Many women jockeys have proven this old-fashioned notion of protecting the female gender a false notion and while the first female Hugh Bowman or George Moore might be somewhere over the horizon, the times are shifting closer to equality. That notion even had a name, chivalry.

Finally, no one ever questioned the racing ability of mares and fillies and Australian Thoroughbred racing supplies recent examples in the likes of Makybe Diva, Black Caviar and Winx.

It is only in the last 50 years that women were permitted to participate in professional horseracing in Australia.

Once that happened, women were still mainly relegated to ‘ladies only’ events at smaller tracks, leading to the term ‘Powder Puff Derbies.’

June Lossius nee Coulehan

It was 1973 when women’s Thoroughbred racing made it onto the larger stage, with Brisbane being the locale and Eagle Farm the venue. It is true that the stage had grown but the race was still restricted to women jockeys.

The logic is questionable, as gravity does not discriminate based on gender, but it was still a march in the direction of progress.

By the way, that race was won by June Lossius, who was inspired by the book, “National Velvet.” In the typical Aussie fashion of understatement, she told a reporter for ABC in 2013, “I was 42 years old, and I was an old chook, it was only my experience and I had a good horse, that I won that race.”

A collection of her racing memorabilia is in the Australian Racing Museum in Melbourne.

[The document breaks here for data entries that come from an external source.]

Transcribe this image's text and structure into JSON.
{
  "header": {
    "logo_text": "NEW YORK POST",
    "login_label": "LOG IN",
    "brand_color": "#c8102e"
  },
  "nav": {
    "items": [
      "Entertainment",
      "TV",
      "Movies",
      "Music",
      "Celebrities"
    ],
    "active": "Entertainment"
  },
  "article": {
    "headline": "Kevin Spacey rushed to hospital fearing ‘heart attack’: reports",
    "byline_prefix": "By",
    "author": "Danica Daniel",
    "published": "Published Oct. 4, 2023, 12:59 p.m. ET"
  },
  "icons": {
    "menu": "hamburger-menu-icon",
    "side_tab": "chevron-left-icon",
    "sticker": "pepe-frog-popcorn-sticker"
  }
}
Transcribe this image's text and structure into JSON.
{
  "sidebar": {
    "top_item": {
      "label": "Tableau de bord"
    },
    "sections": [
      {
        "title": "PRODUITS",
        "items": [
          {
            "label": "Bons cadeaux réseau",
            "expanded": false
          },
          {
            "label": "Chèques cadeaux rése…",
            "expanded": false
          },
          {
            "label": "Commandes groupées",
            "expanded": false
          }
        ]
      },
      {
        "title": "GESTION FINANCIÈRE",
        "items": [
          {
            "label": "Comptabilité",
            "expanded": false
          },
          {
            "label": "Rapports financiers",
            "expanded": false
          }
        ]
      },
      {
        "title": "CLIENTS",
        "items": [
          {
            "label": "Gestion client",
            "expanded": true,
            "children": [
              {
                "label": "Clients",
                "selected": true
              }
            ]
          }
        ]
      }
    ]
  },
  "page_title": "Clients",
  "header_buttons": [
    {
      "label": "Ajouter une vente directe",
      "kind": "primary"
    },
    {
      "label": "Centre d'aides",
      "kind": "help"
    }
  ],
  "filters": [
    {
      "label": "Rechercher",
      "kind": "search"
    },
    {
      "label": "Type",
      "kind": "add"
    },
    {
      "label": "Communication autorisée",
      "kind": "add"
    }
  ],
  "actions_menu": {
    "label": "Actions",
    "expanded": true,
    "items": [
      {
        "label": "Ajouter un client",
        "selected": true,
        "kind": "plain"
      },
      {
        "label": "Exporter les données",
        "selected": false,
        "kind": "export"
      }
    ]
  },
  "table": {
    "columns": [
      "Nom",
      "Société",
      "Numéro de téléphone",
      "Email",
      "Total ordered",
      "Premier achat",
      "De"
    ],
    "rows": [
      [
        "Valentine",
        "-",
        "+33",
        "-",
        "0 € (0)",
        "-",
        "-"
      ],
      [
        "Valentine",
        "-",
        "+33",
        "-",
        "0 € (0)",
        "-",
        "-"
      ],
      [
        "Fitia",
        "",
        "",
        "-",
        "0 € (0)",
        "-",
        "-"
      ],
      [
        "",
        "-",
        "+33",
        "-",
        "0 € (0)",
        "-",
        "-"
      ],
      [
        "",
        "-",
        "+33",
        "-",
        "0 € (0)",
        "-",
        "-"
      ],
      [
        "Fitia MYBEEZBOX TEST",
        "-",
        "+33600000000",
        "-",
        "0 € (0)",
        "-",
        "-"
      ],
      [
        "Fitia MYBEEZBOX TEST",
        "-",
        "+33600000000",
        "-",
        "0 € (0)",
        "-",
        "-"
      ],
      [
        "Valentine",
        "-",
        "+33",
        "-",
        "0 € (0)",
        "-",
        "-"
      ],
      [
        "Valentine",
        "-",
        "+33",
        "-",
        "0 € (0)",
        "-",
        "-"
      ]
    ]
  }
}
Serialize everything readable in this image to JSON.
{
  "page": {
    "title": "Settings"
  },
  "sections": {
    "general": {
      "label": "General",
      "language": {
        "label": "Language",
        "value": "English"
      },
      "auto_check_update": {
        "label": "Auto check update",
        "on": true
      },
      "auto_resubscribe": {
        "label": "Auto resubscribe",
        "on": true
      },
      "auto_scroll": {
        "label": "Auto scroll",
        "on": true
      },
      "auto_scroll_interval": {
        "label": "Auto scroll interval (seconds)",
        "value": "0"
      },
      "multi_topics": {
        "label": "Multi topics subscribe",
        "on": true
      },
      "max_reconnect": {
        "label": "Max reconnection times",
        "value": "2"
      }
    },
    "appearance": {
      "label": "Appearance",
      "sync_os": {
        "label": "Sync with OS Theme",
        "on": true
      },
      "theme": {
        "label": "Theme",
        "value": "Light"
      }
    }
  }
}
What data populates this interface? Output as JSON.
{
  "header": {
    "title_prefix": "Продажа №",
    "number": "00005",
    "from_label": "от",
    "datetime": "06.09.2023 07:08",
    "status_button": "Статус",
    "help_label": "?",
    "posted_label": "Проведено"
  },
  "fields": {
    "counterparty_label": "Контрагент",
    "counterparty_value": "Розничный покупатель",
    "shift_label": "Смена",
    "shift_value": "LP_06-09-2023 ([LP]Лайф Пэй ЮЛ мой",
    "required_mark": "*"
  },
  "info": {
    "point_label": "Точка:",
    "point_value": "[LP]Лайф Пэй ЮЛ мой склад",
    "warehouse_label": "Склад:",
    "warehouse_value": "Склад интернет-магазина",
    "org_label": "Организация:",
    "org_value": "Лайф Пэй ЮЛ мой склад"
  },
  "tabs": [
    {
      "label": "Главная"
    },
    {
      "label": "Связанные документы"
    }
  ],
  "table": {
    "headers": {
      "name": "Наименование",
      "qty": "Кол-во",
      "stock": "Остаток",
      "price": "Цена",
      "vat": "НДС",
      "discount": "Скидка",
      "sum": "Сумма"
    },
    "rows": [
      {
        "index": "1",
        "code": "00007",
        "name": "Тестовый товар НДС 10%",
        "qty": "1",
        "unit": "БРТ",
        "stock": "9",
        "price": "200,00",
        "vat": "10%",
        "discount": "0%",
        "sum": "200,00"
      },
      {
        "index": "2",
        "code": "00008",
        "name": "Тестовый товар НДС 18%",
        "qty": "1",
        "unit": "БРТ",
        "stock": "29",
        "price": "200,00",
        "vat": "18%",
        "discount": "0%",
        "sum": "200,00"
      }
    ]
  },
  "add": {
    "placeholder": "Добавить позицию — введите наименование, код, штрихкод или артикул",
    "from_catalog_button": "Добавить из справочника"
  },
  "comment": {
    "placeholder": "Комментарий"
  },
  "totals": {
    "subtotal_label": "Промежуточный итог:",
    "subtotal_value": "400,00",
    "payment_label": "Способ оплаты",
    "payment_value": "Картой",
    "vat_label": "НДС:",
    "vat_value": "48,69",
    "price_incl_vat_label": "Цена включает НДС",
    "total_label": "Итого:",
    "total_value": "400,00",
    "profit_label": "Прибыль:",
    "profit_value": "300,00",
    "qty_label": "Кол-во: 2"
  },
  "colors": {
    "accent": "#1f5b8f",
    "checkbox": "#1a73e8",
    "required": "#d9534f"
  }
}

June Lossius is officially recognised as the first woman jockey to win a race at one of the metro tracks.

This brief history is obviously incomplete, but all the details would require a book at the very least and more probably, an entire library.

First Women Jockeys Licensed in 1979

After the Eagle Farm win by June Lossius, another six years went by before the first official jockey licenses were conferred on women riders.

The first two licenses went to Pam O’Neil and Linda Jones. Historical accounts claim that the two women forced jockey club officials to grant women the right to compete against men in registered races.

It comes across as though the two were more militant feminists than they were riders looking for bookings, but on her first day out at Southport, Pam O’Neill rode a treble to establish a record as first rider of any gender to accomplish such a feat.

Just prior to Australia giving the green light to professional women jockeys, New Zealand accepted female jockeys to ride from 15 July 1978. Linda Jones was the first to apply for an apprentice’s license, but she was turned down. She rode for many years in ladies events in New Zealand and Brazil. She had a big win on Big Bickies at Te Rapa. She rode Royal Petite to the first Open Handicap win by a female jockey. She won the Labour Day Cup at Doomben competing against men while riding Pay The Purple in May of 1979

Women Jockey Ring Ins

Prior to the more enlightened era where it was acknowledged that steering a horse did not require a Y chromosome, there were women who so strongly felt the need to compete and ride in men’s Thoroughbred races that they resorted to lying about their gender.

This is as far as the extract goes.